Thursday, 9 January 2014

Shocking Revelations about Nigeria and Nigerians


'When mankind finally gets to Mars, they'll find a Nigerian already there, cutting a deal.'
                                    Ateh Jewel

Nigerians are special people, and interesting too. We are just different from others. Our outlook on life is different. Our behaviours command attention. We just cannot be ignored wherever we find ourselves, whether for good or bad. Recently, I read an article by Tatler – a British glossy magazine which focuses on fashion, lifestyle and coverage of celebrities and politics – titled, The Nigerians Have Arrived. The article, written by David Jenkins, profiled the lives of rich young Nigerians living in London. Some of the revelations in the article were interesting and some were alarming. So I decided to glean them and share them on this page. Some facts about Nigeria that I didn’t know were also disclosed in the article. This post thus contains facts about Nigerians generally, Nigeria and rich young Nigerians, especially those living in London. I hope you find these revelations informative.

These are the revelations/facts:

  • Nigerians collect PhDs like confetti and are intensely entrepreneurial (We all know that one, abi?).
  • Nigeria has gone from being dubbed the happiest society in the world in 2003 by New Scientist to being called the most stressed-out society on earth in 2013 by Bloomberg.
  • £250bn of oil revenues have been stolen or misspent since independence in 1960.
  • 70 per cent of people living in Nigeria - sixty-two per cent of whom are under 25 – live on less than £1.25 a day.
  • Nigerians are the sixth-highest foreign spenders in the UK, racking up an average £628 in each shop, four times what the average British shopper coughs up.
  • Harrods, a high-class store located in London, is looking for Yoruba-speaking staff.
  • Western retailers, like Zegna, Boss, MAC and L'Oréal, are moving into Nigeria.
  • Nigerians account for 46.3 per cent of total African sales in London.
  • Nigerians are investing £250m in British property every year and spend £300m annually at British universities and schools.
  • A Nigerian paid £100m for four flats in One Hyde Park.
  • For most rich young Nigerians living in London, every day is a champagne day.
  • A Nigerian singer, marked his 24th birthday in London with what was reported to be a £1.2m diamond-encrusted bottle of Taste of Diamonds champagne bought for him by Liam Payne of One Direction.
  • Nigeria is the second fastest-growing champagne market after France.
  • Total champagne consumption reached 752,879 bottles in 2011 and the country is spending around 41.41bn naira (£159m) on the drink annually.
  • Moët Rosé is now the favourite champagne of Nigerians.
  • A particular Nigerian champagne war in an American club ended with the winner spending £1.1m.
  • Once, some Nigerians sent another Nigerian at a different table a bottle of champagne, and he sent 20 bottles back.
  • More than 140,000 Nigerians come to London annually.
  • The cost of first-class tickets from Lagos to London is twice the cost from Accra to London, though the distance is almost the same.
  • A Nigerian gave himself a £28m jet in April 2010, as a 53rd birthday present.
  • Land on Banana Island in Lagos is as expensive as any on earth.
  • There's a market for expensive cars in Nigeria and Porsche has opened up in the country.
  • A Nigerian has 133 ponies and owns a private polo facility in Delta State, Nigeria.
  • A former governor in Nigeria paid £2.2m in cash for his house in Hampstead when his official salary was £3,700 a year.

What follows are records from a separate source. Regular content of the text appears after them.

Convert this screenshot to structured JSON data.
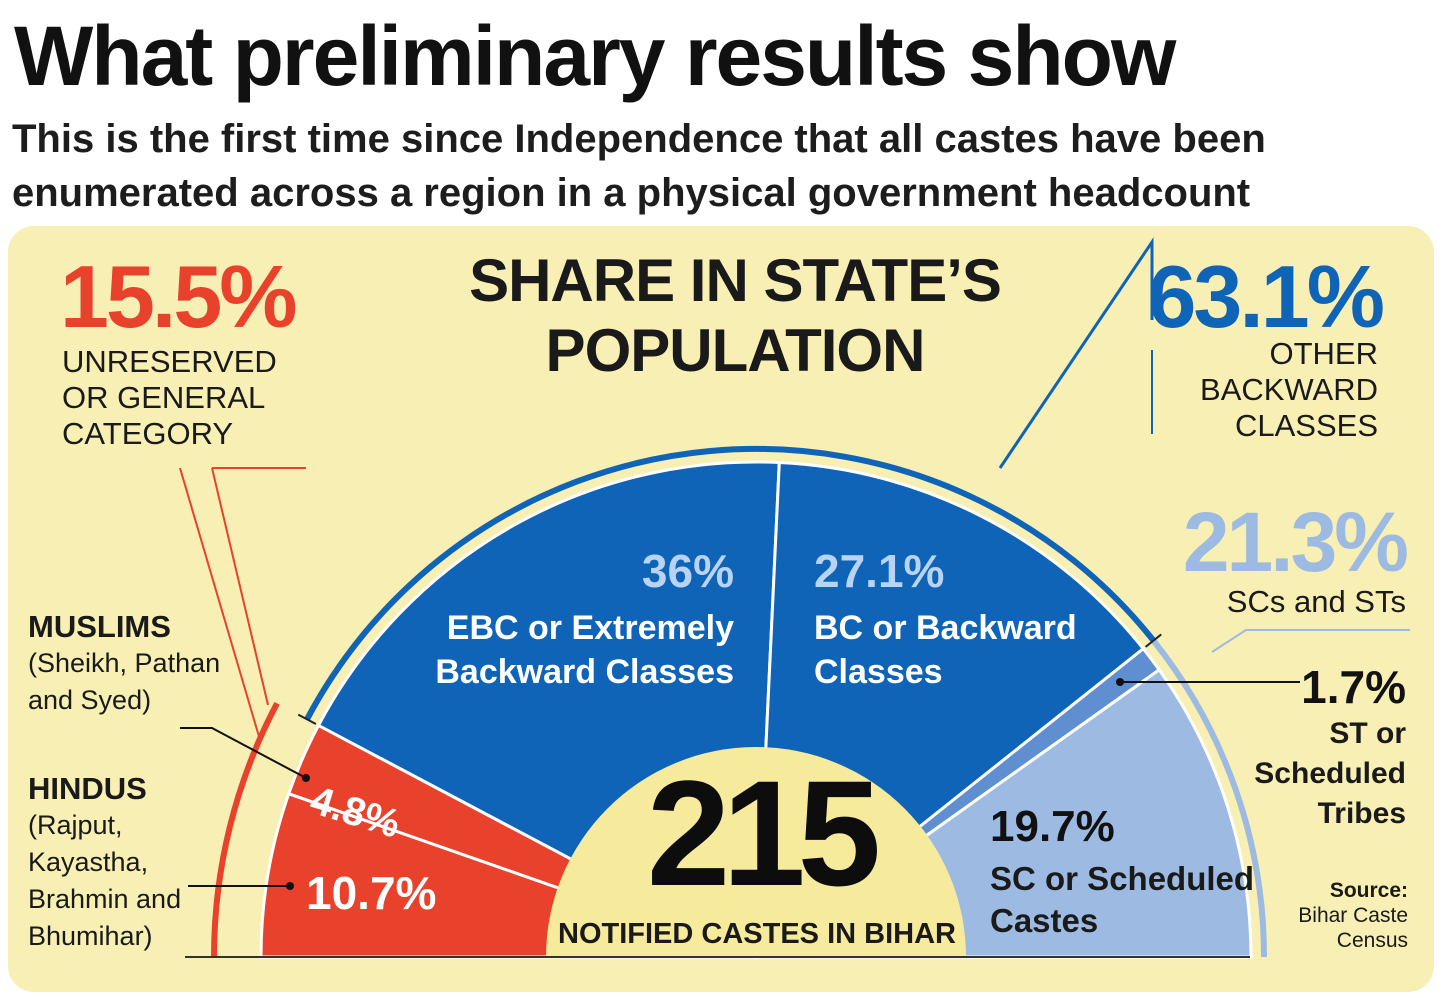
{
  "header": {
    "title": "What preliminary results show",
    "subtitle": "This is the first time since Independence that all castes have been enumerated across a region in a physical government headcount"
  },
  "colors": {
    "red": "#e8412c",
    "blue": "#0f64b8",
    "light_blue": "#9dbbe2",
    "mid_blue": "#5f8fd0",
    "panel": "#f7efb3",
    "center": "#f6ea9d"
  },
  "chart_data": {
    "type": "pie",
    "variant": "semicircle",
    "title": "SHARE IN STATE’S POPULATION",
    "slices": [
      {
        "label": "Hindus (Rajput, Kayastha, Brahmin and Bhumihar)",
        "value": 10.7,
        "group": "unreserved"
      },
      {
        "label": "Muslims (Sheikh, Pathan and Syed)",
        "value": 4.8,
        "group": "unreserved"
      },
      {
        "label": "EBC or Extremely Backward Classes",
        "value": 36,
        "group": "obc"
      },
      {
        "label": "BC or Backward Classes",
        "value": 27.1,
        "group": "obc"
      },
      {
        "label": "ST or Scheduled Tribes",
        "value": 1.7,
        "group": "sc_st"
      },
      {
        "label": "SC or Scheduled Castes",
        "value": 19.7,
        "group": "sc_st"
      }
    ],
    "groups": [
      {
        "name": "unreserved",
        "label": "UNRESERVED OR GENERAL CATEGORY",
        "value": 15.5
      },
      {
        "name": "obc",
        "label": "OTHER BACKWARD CLASSES",
        "value": 63.1
      },
      {
        "name": "sc_st",
        "label": "SCs and STs",
        "value": 21.3
      }
    ],
    "center_value": "215",
    "center_label": "NOTIFIED CASTES IN BIHAR"
  },
  "labels": {
    "chart_title_line1": "SHARE IN STATE’S",
    "chart_title_line2": "POPULATION",
    "unreserved_pct": "15.5%",
    "unreserved_l1": "UNRESERVED",
    "unreserved_l2": "OR GENERAL",
    "unreserved_l3": "CATEGORY",
    "obc_pct": "63.1%",
    "obc_l1": "OTHER",
    "obc_l2": "BACKWARD",
    "obc_l3": "CLASSES",
    "scst_pct": "21.3%",
    "scst_label": "SCs and STs",
    "ebc_pct": "36%",
    "ebc_l1": "EBC or Extremely",
    "ebc_l2": "Backward Classes",
    "bc_pct": "27.1%",
    "bc_l1": "BC or Backward",
    "bc_l2": "Classes",
    "st_pct": "1.7%",
    "st_l1": "ST or",
    "st_l2": "Scheduled",
    "st_l3": "Tribes",
    "sc_pct": "19.7%",
    "sc_l1": "SC or Scheduled",
    "sc_l2": "Castes",
    "muslim_pct": "4.8%",
    "hindu_pct": "10.7%",
    "muslims_title": "MUSLIMS",
    "muslims_l1": "(Sheikh, Pathan",
    "muslims_l2": "and Syed)",
    "hindus_title": "HINDUS",
    "hindus_l1": "(Rajput,",
    "hindus_l2": "Kayastha,",
    "hindus_l3": "Brahmin and",
    "hindus_l4": "Bhumihar)",
    "center_number": "215",
    "center_caption": "NOTIFIED CASTES IN BIHAR",
    "source_title": "Source:",
    "source_l1": "Bihar Caste",
    "source_l2": "Census"
  }
}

Can you see that Nigerians are special? We are just different. Or how on earth does one explain how most rich Nigerians spend money? It appears our propensity for vanity and narcissism can never be rivaled by other human beings. With such reports as this, do we expect many honest hardworking Nigerians who are still battling to get free from the clutches of poverty and lack to just sit by watching and hoping that things will be better? In a country where more than half live in poverty, can the stupendously rich live in peace and safety with the way they flaunt their wealth? Won’t many be tempted to want to become rich at all cost? And what does a ‘get rich at all cost’ mentality bode for a nation? Please if you have answers to my posers, I will be delighted to hear from you.